McLuhan Heute
'Derrick de Kerckhove
Derrick de Kerckhove
„Alors, McLuhan, toujours mort?“ Radu Varia, Kunstkritiker
Jahrelang – zumindest bis ich From Cliché to Archetype übersetzt hatte – habe ich McLuhan nicht verstanden. Doch vom globalen Dorf wusste ich schon lange, ehe ich diese Worte zum ersten Mal hörte: Ich hatte nämlich tief beeindruckt Pierre Teilhard de Chardins Der Mensch im Kosmos gelesen, wo von der sich rasch um den Planeten ausbreitenden Noosphäre die Rede ist. Vielleicht, weil ich einige entscheidende Jahre in Indien und Pakistan aufgewachsen war, hatte ich bereits in meiner frühen Jugend begonnen, mir eine Vorstellung von der Periodizität der Evolution und der Relativität der Kultur zu machen. Von daher kam wohl auch der Sinn für die Globalität der Menschheit, den ich mit McLuhan wiederentdeckte. Es ist immer noch nicht klar, ob McLuhan von Teilhard beeinflusst war, denn auch wenn Tom Wolfe davon überzeugt scheint, so kommt man doch nicht um die Tatsache herum, dass McLuhan es nicht zugeben wollte.

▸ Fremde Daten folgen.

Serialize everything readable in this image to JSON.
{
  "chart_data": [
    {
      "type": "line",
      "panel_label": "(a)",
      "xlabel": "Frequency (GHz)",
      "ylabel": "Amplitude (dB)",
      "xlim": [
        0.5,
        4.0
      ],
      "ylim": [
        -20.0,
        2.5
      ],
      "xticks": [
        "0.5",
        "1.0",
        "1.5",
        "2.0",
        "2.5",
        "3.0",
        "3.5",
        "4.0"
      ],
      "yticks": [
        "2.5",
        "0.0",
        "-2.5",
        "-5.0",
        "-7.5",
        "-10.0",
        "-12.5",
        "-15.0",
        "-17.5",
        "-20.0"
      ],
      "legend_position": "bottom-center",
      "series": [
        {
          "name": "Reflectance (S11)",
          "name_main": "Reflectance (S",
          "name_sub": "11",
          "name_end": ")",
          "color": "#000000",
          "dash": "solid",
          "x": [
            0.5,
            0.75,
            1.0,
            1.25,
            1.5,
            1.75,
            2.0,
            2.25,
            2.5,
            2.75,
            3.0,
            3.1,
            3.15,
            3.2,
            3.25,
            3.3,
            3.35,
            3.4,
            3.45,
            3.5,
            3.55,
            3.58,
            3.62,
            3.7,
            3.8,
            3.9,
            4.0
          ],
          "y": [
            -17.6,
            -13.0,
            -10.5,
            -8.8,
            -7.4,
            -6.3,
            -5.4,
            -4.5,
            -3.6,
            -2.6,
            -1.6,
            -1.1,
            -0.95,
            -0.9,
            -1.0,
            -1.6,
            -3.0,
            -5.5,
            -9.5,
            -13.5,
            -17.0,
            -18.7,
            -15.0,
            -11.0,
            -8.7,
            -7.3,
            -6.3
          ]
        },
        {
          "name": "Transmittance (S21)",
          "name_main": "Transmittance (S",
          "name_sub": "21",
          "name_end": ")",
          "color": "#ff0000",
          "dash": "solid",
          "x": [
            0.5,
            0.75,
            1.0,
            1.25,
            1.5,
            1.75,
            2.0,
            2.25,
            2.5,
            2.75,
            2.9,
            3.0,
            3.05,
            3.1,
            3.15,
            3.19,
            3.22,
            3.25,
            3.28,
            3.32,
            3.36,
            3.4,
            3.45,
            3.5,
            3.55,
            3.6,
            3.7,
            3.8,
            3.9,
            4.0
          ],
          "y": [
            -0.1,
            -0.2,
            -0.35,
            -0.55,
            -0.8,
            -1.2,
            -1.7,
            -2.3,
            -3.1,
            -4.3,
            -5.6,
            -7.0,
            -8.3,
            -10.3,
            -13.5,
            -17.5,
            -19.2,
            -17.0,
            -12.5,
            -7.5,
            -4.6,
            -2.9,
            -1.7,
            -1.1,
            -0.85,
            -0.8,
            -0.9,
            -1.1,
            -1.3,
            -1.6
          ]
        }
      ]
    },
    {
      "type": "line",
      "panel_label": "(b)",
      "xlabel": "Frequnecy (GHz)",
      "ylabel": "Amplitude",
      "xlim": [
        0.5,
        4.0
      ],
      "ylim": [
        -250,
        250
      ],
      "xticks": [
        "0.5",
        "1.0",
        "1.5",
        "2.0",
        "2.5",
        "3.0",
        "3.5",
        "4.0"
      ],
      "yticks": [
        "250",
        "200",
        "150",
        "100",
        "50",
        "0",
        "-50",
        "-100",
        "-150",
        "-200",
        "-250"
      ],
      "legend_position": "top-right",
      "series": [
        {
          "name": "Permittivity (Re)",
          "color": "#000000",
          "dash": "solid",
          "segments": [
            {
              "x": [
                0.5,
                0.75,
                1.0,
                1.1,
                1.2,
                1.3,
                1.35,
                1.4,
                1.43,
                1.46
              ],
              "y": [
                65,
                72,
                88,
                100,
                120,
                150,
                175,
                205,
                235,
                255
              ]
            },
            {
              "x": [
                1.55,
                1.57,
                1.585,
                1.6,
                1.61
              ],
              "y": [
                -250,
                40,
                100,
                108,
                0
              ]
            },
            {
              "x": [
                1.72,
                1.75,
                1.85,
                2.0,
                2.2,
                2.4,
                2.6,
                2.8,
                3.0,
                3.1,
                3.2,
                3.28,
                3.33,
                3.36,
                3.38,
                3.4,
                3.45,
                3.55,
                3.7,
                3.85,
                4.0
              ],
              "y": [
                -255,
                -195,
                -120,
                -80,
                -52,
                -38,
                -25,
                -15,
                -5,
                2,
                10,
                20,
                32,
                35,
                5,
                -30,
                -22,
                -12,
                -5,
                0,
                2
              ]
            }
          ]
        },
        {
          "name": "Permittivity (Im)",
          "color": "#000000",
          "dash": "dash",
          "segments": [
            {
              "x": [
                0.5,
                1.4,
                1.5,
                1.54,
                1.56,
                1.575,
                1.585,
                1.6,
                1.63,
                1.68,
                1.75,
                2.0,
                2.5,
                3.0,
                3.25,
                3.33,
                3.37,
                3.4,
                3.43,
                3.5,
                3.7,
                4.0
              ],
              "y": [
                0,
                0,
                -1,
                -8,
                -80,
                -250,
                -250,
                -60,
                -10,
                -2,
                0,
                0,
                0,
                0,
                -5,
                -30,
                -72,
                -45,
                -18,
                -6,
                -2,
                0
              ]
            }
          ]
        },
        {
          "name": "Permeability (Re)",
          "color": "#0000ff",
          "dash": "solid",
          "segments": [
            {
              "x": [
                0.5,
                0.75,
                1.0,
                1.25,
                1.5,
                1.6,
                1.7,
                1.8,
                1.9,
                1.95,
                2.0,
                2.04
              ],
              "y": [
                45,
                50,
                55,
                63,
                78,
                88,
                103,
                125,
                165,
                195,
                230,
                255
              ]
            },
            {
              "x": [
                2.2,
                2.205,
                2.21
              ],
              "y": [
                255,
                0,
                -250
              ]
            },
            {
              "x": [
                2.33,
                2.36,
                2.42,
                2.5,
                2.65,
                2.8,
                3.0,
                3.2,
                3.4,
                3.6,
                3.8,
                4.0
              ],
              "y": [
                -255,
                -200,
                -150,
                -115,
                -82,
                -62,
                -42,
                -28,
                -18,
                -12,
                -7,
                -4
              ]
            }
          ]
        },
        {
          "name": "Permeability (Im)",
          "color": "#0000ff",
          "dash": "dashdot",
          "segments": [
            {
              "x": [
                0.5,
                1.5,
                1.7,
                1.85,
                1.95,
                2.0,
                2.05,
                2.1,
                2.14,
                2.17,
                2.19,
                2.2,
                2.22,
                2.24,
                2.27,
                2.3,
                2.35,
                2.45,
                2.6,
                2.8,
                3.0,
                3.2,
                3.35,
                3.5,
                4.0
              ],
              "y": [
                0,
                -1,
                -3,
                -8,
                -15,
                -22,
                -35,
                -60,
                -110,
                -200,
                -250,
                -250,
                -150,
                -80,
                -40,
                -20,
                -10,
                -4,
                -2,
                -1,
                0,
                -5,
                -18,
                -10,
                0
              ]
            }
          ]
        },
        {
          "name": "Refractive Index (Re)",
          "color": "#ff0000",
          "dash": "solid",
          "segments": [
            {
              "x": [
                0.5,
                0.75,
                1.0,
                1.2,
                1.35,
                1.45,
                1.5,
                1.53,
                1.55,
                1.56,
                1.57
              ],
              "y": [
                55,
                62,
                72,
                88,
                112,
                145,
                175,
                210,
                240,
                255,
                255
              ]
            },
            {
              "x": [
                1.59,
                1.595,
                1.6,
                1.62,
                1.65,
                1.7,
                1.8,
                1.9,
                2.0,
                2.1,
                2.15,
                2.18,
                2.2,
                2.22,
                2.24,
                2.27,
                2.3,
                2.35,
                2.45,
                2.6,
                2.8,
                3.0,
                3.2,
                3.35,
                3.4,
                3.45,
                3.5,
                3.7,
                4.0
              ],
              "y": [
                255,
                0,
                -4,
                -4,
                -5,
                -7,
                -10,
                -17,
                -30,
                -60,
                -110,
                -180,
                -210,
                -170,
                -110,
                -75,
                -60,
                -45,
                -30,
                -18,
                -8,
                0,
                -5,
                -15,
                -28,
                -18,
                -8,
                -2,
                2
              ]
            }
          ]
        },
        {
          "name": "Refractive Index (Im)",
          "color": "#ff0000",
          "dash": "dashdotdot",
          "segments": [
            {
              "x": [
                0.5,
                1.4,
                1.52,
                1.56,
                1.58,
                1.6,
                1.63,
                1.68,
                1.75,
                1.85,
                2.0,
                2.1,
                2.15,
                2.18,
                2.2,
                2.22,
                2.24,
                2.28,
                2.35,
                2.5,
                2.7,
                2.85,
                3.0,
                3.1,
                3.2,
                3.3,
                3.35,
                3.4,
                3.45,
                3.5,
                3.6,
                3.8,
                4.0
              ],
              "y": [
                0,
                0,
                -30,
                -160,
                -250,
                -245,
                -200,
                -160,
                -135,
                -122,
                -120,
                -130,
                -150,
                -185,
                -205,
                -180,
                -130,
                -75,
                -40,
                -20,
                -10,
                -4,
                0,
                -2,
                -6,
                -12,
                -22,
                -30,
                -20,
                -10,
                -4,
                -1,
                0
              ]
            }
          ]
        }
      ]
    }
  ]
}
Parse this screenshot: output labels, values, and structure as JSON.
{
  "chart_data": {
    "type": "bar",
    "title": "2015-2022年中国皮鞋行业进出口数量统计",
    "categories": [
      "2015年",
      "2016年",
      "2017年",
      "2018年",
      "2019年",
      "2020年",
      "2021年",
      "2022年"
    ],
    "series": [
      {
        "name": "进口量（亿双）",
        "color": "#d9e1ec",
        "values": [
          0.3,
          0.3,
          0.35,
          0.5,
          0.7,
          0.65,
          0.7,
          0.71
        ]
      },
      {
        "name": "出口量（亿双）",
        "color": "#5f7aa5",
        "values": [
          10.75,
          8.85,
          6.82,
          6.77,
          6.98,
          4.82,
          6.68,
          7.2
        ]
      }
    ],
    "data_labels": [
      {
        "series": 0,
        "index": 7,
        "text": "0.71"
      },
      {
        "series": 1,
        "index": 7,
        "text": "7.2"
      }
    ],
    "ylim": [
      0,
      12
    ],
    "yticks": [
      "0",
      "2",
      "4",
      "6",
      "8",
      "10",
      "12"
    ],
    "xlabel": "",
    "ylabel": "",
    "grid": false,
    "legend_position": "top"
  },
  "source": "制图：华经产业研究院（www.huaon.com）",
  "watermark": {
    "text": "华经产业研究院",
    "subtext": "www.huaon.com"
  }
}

Als ich ihn einmal fragte, was er von Teilhard hielte, spottete er nur: „Sciencefiction, von vorne bis hinten.“ Es war eine große Enttäuschung und Ernüchterung, aber ich blieb dennoch bei McLuhan, weil er seinen Studenten etwas gab, das kein anderer Lehrer mir je gegeben hatte, nämlich das Gefühl, in Echtzeit zu lehren – und zu leben. McLuhans Rede- und Schreibweise war von der – mitunter übergroßen – Autorität unmittelbarer Wahrnehmung getragen, von der Gegenwärtigkeit des Wissens und Verstehens. Selbst heute noch bedeutet die Lektüre McLuhans die quasi existenzielle Teilnahme an einer im Entstehen begriffenen Realität, deren Grund und Fundament blitzartig erhellt wird. McLuhan förderte in mir eine Empfänglichkeit für Emergenz, ein ständiges Koextensivwerden mit dem größeren Raum-Zeit-Gefüge. McLuhan ist einer der seltenen Denker, die uns einen Sinn für die Immanenz der Welt zu vermitteln vermögen.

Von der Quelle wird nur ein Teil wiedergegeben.